Olhou os óculos em cima da mesinha.
Não pegou. Por um instante ficou a observá-los. Assim. Sem mais nem por que. Ia tirá-los do lugar - quando parou. E ficou a tentar entender. Os óculos. As lentes. A correção da visão. Lentes corretivas – como tecnicamente nomeavam.
Veio um pensamento.
Será que enxergariam algo. Será que viam o mundo diferente do que ela via. Será que precisavam dela – como ela parecia precisar deles.
Aquelas lentes acrescentavam. Elucidavam. Transformavam borrões em linhas. E ficavam ali. Ou estavam ali. Em cima de uma mesinha. Fingindo abandono. Talvez pior - sugerindo abandono.
Olhou de novo. Agora com ar de desconfiança.
Que veriam - além dela. Ou aquém dela. Ou apesar dela. Ou pior ainda – o que escondiam dela. Sim. Ficaram o dia todo ali – de algo deveriam estar em acordo ou desacordo. Mas nada assim – ingenuamente.

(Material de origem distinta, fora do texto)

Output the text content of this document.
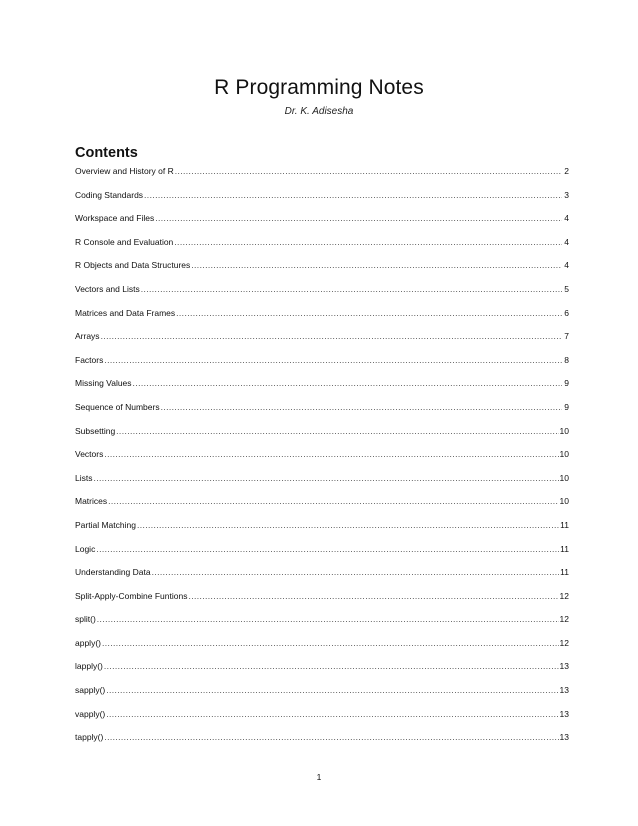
R Programming Notes
Dr. K. Adisesha
Contents
Overview and History of R .....	2
Coding Standards .....	3
Workspace and Files .....	4
R Console and Evaluation .....	4
R Objects and Data Structures .....	4
Vectors and Lists .....	5
Matrices and Data Frames .....	6
Arrays .....	7
Factors .....	8
Missing Values .....	9
Sequence of Numbers .....	9
Subsetting .....	10
Vectors .....	10
Lists .....	10
Matrices .....	10
Partial Matching .....	11
Logic .....	11
Understanding Data .....	11
Split-Apply-Combine Funtions .....	12
split() .....	12
apply() .....	12
lapply() .....	13
sapply() .....	13
vapply() .....	13
tapply() .....	13
1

Notou que uma haste estava um pouco mais torta do que a outra. Não tocava muito bem na superfície plana. Ficava um pouco no ar. A outra mais centrada – atingia a mesa e repousava. Ou parecia. Vai ver a que estava no ar estava mais descansada. Vai lá saber onde é o ponto de relaxamento. De cada forma de visão. Ou de cada haste de visão.
Ficou com uma dúvida. De que lado estava a visão.
De dentro das lentes. Ou de fora das lentes. Como seria ver a lente ao contrário. Poderia expor a visão delas. Ou ocultar a própria. Será que veria a si mesma de outra forma. De fora para dentro. Já que com os óculos tentava enxergar melhor – mas de dentro para fora.
Era uma questão a pensar com mais delicadeza. Concluiu.
Se antes enxergava bem – agora precisava deles. Eles deram uma nova idéia do antigo mundo. Num momento em que - corrigindo a seu bel prazer – acrescentava o novo contorno. Apagava o enevoado. Podia até ser um feito perigoso - diga-se de passagem.
Lembrou da avó de uma amiga. Sempre avisara. Nem sempre é indicado dedicar muito tempo para a nitidez, menina, nem sempre é indicado dedicar muito tempo para a nitidez.
Se os anos passavam - e modificava a forma de vê-lo – deveria ter uma razão. Uma razão muito mais existencial do que confusional. Esta foi a primeira palavra que a fez rir. Confusional.
Mas as lentes não pareciam dar importância.
Deveriam estar ali contornando outra situação. Não deveria ser por acaso que uma haste se erguia. E a outra se apoiava.
Aproximou a mão. Pensou. Vou colocar bem de leve no meu rosto. E ao contrário. Posso me compreender a partir daí. Ou me acalmar – me desentendendo de uma vez por todas. E logo eu. Que fico de análise em análise. Tentando quebrar sentidos. Quebrar textos. Quebrar palavras. Talvez a solução esteja nos inteiros. Nos sentidos concretos.
E ali está. O sentido ocultado e exposto em par.
Com toda a coragem – pegou os óculos. Mas não podia negar. Pegou com carinho. Com gentileza. Não queria perturbar assim de súbito o que eles viam. Ou queria surpreendê-los despreparados. E assim poder ver o que eles viam.
Quase riu – não fosse a seriedade da situação.
Ajudam a enganar as sombras – por certo. A redefinir os contornos. Mas não como antes. Antes da necessidade deles.
Óculos são perfeitos para criar a realidade. Acessória. Quando não mais acreditamos nela. Ou já não confiamos tanto. Ou mais ainda. Quando precisamos de um suporte - para voltar a confiar. Talvez até mais em nós do que na tal realidade. Algo por aí.
Foi aos poucos colocando em seu rosto.
Primeiro do lado comum. Depois do lado incomum. Tentou ver ao contrário. E no correto. Colocou. Tirou. Olhou para as lentes. Até tocou nelas com os dedos. Reagiram. Ficaram turvas. Compreendeu.
Decidiu deixá-los onde estavam por mais um tempo - com as hastes desiguais sobre a mesinha. Por mais um tempo – talvez.
O telefone tocou. Era ele. Vai lá saber por que. Colocou os óculos. Sem delicadezas. Sem pedir licença. Sem teorias. Colocou e pronto.
E conversou – nitidamente feliz – com ele ao telefone.